Kisumu All Stars
- Full name: Kisumu All Stars F.C.
- Nickname: The Blue Eagles
- Ground: Moi Stadium, Kisumu
- League: Kenyan National Super League
- 2025–26: 16th
| Home colours | Away colours |

= Kisumu All Stars F.C. =

Kenyan football club

Kisumu All Stars is an association football club based in Kisumu, Kenya. The club currently competes in the Kenyan Premier League.

==History==
===Kisumu All Stars (to 2010)===
Kisumu All Stars were promoted to the Premier League in 1998. However, they were expelled from the league after a match-fixing scandal in which they lost a match 10–0. The original Kisumu All Stars were dissolved in 2010 after being administratively relegated from the Kenyan Premier League.
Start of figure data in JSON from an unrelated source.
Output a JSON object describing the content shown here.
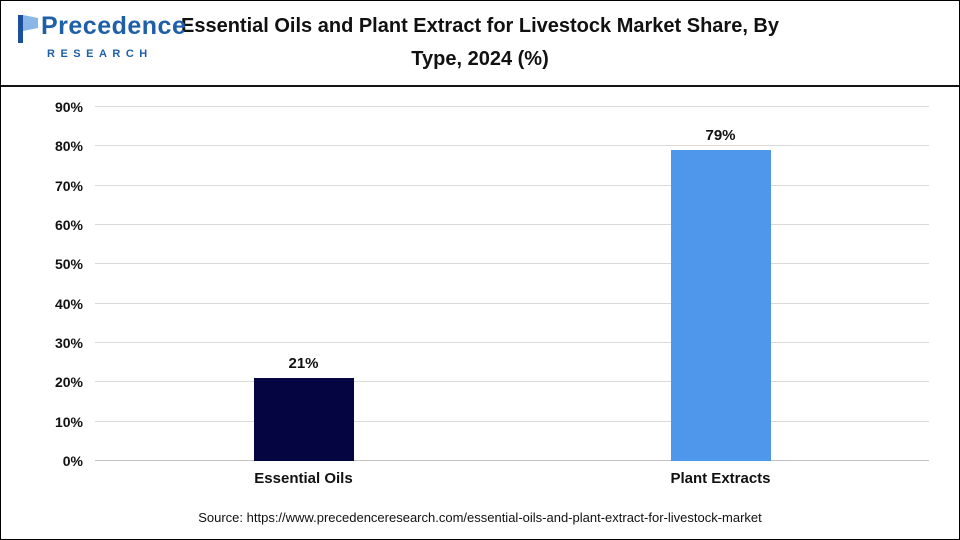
{
  "header": {
    "title_line1": "Essential Oils and Plant Extract for Livestock Market Share, By",
    "title_line2": "Type, 2024 (%)",
    "logo": {
      "brand": "Precedence",
      "sub": "RESEARCH"
    }
  },
  "chart_data": {
    "type": "bar",
    "title": "Essential Oils and Plant Extract for Livestock Market Share, By Type, 2024 (%)",
    "categories": [
      "Essential Oils",
      "Plant Extracts"
    ],
    "values": [
      21,
      79
    ],
    "data_labels": [
      "21%",
      "79%"
    ],
    "ylim": [
      0,
      90
    ],
    "yticks": [
      "0%",
      "10%",
      "20%",
      "30%",
      "40%",
      "50%",
      "60%",
      "70%",
      "80%",
      "90%"
    ],
    "bar_colors": [
      "#050542",
      "#4f97ea"
    ],
    "grid": true,
    "legend": "none",
    "xlabel": "",
    "ylabel": ""
  },
  "footer": {
    "source": "Source: https://www.precedenceresearch.com/essential-oils-and-plant-extract-for-livestock-market"
  },
  "colors": {
    "essential_oils_bar": "#050542",
    "plant_extracts_bar": "#4f97ea",
    "logo_blue": "#1e5fa8",
    "gridline": "#d9d9d9"
  }
}
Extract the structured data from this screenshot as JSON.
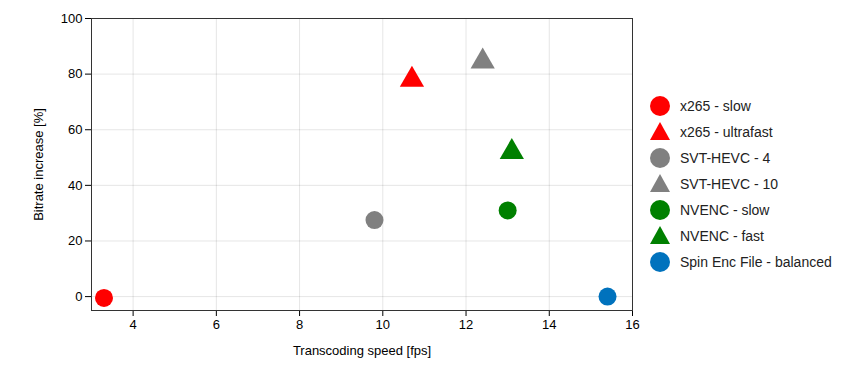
{
  "chart_data": {
    "type": "scatter",
    "x_label": "Transcoding speed [fps]",
    "y_label": "Bitrate increase [%]",
    "xlim": [
      3,
      16
    ],
    "xticks": [
      4,
      6,
      8,
      10,
      12,
      14,
      16
    ],
    "ylim": [
      -5,
      100
    ],
    "yticks": [
      0,
      20,
      40,
      60,
      80,
      100
    ],
    "grid": true,
    "legend": "right",
    "series": [
      {
        "name": "x265 - slow",
        "color": "#ff0000",
        "marker": "circle",
        "x": [
          3.3
        ],
        "values": [
          -0.5
        ]
      },
      {
        "name": "x265 - ultrafast",
        "color": "#ff0000",
        "marker": "triangle",
        "x": [
          10.7
        ],
        "values": [
          78
        ]
      },
      {
        "name": "SVT-HEVC - 4",
        "color": "#808080",
        "marker": "circle",
        "x": [
          9.8
        ],
        "values": [
          27.5
        ]
      },
      {
        "name": "SVT-HEVC - 10",
        "color": "#808080",
        "marker": "triangle",
        "x": [
          12.4
        ],
        "values": [
          84.5
        ]
      },
      {
        "name": "NVENC - slow",
        "color": "#008000",
        "marker": "circle",
        "x": [
          13.0
        ],
        "values": [
          31
        ]
      },
      {
        "name": "NVENC - fast",
        "color": "#008000",
        "marker": "triangle",
        "x": [
          13.1
        ],
        "values": [
          52
        ]
      },
      {
        "name": "Spin Enc File - balanced",
        "color": "#0072bd",
        "marker": "circle",
        "x": [
          15.4
        ],
        "values": [
          0
        ]
      }
    ]
  }
}
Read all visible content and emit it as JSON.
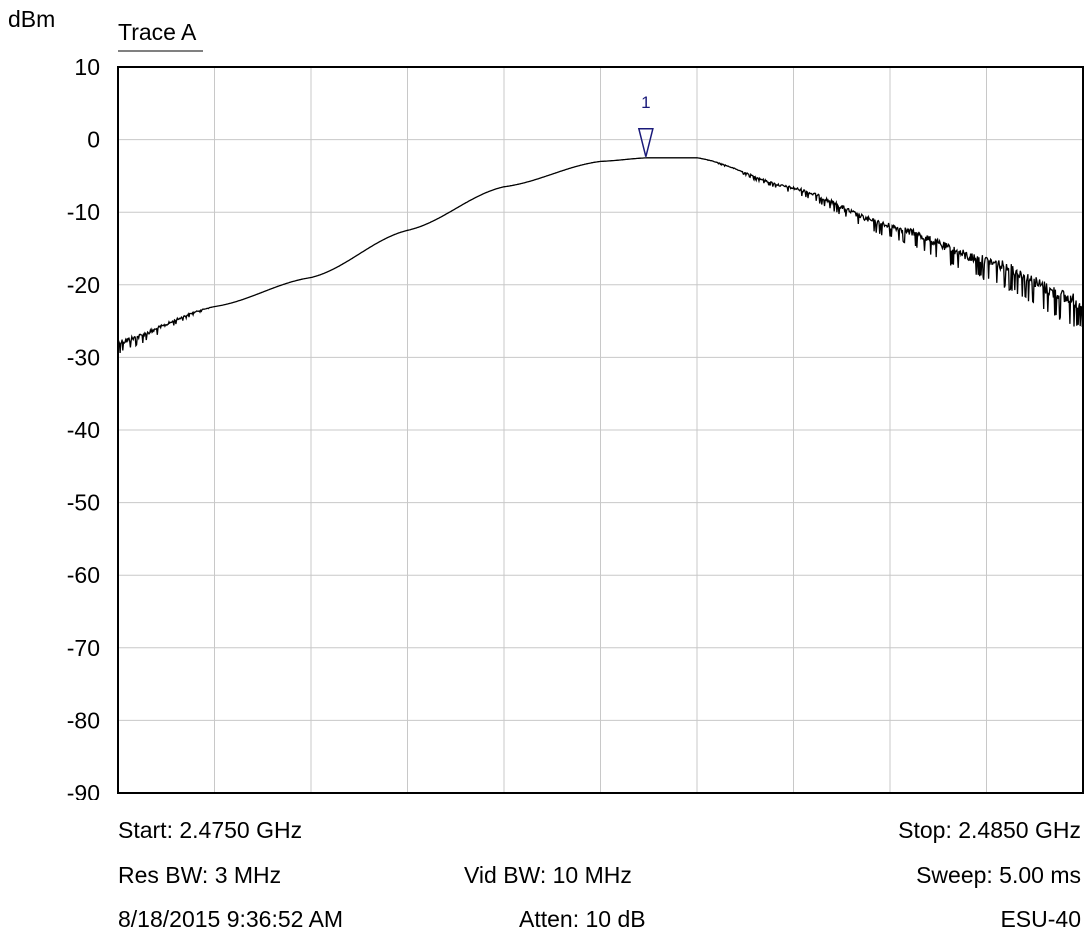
{
  "chart_data": {
    "type": "line",
    "y_unit": "dBm",
    "trace_label": "Trace A",
    "ylim": [
      -90,
      10
    ],
    "y_ticks": [
      10,
      0,
      -10,
      -20,
      -30,
      -40,
      -50,
      -60,
      -70,
      -80,
      -90
    ],
    "x_range_ghz": [
      2.475,
      2.485
    ],
    "grid": true,
    "series": [
      {
        "x": [
          2.475,
          2.476,
          2.477,
          2.478,
          2.479,
          2.48,
          2.4805,
          2.481,
          2.482,
          2.483,
          2.484,
          2.485
        ],
        "y": [
          -27.5,
          -23.0,
          -19.0,
          -12.5,
          -6.5,
          -3.0,
          -2.5,
          -2.5,
          -6.5,
          -11.5,
          -16.0,
          -21.5
        ]
      }
    ],
    "marker": {
      "label": "1",
      "x": 2.48047,
      "y": -2.5,
      "color": "#1a1a7a"
    }
  },
  "footer": {
    "start": "Start: 2.4750 GHz",
    "stop": "Stop: 2.4850 GHz",
    "res_bw": "Res BW: 3 MHz",
    "vid_bw": "Vid BW: 10 MHz",
    "sweep": "Sweep: 5.00 ms",
    "datetime": "8/18/2015 9:36:52 AM",
    "atten": "Atten: 10 dB",
    "instrument": "ESU-40"
  }
}
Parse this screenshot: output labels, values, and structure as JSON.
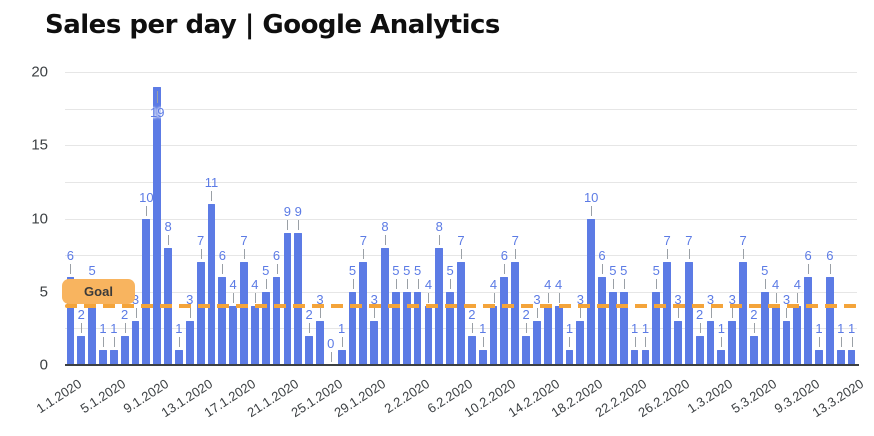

===Kisumu All Stars (2018–present)===
In 2018, the club were administratively promoted to the second division Kenyan National Super League to replace Palos FC, who had disbanded, effectively taking their place in the league.

The club had financial problems in 2018, leading to a situation where only eight players started a match away in Nairobi, which they lost 2–0. However, the club survived relegation, and received a Ksh1m boost from Silverstone Air for the 2019 season.

Kisumu finished in second place in the 2018–19 Kenyan National Super League season to earn promotion to the Kenyan top flight, beating out Nairobi Stima on goal difference.

The 2019–20 top flight side had new kits purchased for them by their sponsor, the Kisumu government.